Even if I did mostly think he was dead, I never really believed it. I always held out hope that he’d come back. It was this hope that killed me. Inside. Erol Cross ruined my heart. He tore it out, ripped it to pieces, and then stomped on it for good measure.

All this time I’ve been holding the baggie with the envelope inside, so now I look down at it. Do I put it back? Or open it?

It would be stupid not to look at it because then it would just be this mystery that would linger in my head like the smell of something rotten in the back of the fridge. Is it a puzzle? Is it a letter? What’s inside the fuckin’ envelope?

And I don’t need that lingering in my heart and head for years to come, so I open the baggie, take out the letter, and slip my fingertip under the seal.

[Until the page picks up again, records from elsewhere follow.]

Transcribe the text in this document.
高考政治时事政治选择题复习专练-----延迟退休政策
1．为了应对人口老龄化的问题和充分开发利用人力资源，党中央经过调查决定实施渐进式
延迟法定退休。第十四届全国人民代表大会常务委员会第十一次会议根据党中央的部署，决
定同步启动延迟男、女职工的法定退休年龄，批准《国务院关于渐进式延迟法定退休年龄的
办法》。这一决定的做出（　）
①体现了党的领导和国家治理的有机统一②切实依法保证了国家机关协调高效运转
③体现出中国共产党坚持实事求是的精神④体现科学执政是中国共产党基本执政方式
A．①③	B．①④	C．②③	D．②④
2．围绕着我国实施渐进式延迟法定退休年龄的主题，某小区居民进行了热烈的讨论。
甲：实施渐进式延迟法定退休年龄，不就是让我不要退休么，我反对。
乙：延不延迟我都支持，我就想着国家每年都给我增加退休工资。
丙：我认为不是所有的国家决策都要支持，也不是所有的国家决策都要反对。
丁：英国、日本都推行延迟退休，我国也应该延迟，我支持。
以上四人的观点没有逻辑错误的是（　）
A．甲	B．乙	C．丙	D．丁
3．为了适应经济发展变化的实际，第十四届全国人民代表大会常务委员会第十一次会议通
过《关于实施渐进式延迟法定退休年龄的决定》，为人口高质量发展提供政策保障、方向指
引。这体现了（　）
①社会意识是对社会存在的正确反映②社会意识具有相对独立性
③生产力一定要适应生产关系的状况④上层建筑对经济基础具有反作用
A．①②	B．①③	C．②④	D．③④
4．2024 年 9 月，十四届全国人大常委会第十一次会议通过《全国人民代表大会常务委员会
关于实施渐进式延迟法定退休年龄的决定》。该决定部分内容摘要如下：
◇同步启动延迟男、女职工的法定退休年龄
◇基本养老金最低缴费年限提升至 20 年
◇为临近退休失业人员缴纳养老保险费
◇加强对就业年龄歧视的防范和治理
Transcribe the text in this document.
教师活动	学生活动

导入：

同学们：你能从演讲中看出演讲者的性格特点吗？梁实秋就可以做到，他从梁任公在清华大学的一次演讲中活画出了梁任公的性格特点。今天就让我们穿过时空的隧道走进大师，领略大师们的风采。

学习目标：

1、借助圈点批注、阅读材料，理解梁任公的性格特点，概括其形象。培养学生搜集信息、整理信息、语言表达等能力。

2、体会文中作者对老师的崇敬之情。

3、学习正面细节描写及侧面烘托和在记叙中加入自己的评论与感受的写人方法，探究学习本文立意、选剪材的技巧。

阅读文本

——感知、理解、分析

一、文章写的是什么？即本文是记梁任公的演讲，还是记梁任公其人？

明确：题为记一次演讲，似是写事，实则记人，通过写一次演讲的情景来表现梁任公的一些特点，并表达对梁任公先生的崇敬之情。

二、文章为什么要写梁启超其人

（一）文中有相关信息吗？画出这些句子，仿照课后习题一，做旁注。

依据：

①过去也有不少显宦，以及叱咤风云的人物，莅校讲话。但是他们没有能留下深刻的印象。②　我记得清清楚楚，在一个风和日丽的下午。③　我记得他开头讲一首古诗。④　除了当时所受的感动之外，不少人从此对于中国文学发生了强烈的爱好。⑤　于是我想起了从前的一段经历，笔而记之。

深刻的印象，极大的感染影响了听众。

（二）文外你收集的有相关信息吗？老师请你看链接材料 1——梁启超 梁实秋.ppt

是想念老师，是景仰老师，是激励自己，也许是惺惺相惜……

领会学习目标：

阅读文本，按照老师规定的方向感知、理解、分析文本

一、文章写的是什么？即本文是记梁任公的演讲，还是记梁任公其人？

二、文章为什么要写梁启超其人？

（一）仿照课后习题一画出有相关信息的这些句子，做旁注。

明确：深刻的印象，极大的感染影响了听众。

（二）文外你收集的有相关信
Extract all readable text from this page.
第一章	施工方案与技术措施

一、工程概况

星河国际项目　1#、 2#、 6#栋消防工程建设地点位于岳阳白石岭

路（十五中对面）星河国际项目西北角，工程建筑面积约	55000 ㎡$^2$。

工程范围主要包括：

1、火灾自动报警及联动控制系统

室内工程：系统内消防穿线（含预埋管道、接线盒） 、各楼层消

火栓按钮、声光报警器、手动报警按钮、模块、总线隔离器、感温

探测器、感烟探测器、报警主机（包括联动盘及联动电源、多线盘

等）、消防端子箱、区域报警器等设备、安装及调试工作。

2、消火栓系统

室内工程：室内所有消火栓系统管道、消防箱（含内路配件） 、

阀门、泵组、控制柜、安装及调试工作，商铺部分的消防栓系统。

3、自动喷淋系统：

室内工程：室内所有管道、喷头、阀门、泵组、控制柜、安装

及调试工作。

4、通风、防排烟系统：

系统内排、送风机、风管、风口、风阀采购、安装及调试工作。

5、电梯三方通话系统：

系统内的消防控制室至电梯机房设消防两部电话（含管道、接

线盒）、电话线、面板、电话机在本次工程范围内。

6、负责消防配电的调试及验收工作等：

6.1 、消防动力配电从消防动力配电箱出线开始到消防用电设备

I hold my breath until I pull the paper out and see that it’s on lined paper and it’s not a puzzle, it’s words.

Then this breath comes out in a rush and my hand shakes as I tug on the folded edges, open it up, and read…

Dear Rosie,

I hope you are well. I have seen you from afar and you are as beautiful as ever. I’ve seen our son, too, and he’s better than perfect. I’m sorry for the way I left. It wasn’t my fault and if you just give me thirty minutes, I will explain everything that’s happened to me since that day I disappeared.

I’ll be at the Fayetteville Burger Boy from eight to ten p.m. on June twenty-sixth. Please come. Please give me a chance to explain. I have never stopped loving you or dreaming of the day when I could see you again and meet our boy.

Forever yours,

Erol

I pause after reading the last few words, stunned. Then I scoff. Yours forever? Never stopped loving you? Dreaming of the day?

My hand starts fishing through my huge purse almost of its own accord and then the next thing I know, I’ve got a pen and a notepad and I’m jotting down a reply.

Dear Erol,

You can go to hell for all I care. I will most certainly not be meeting you anywhere and this boy of mine is not yours, has never been yours, and never will be yours. Stop stalking me, stop sending me creepy letters, and just go on your way and forget you ever met me. There is no room for you in my life.

Never yours,

Rosie

I rip the page out of the little notebook, stick it back inside the baggie, and put the rock back on top.

Then I walk out of the woods and leave my past behind for good.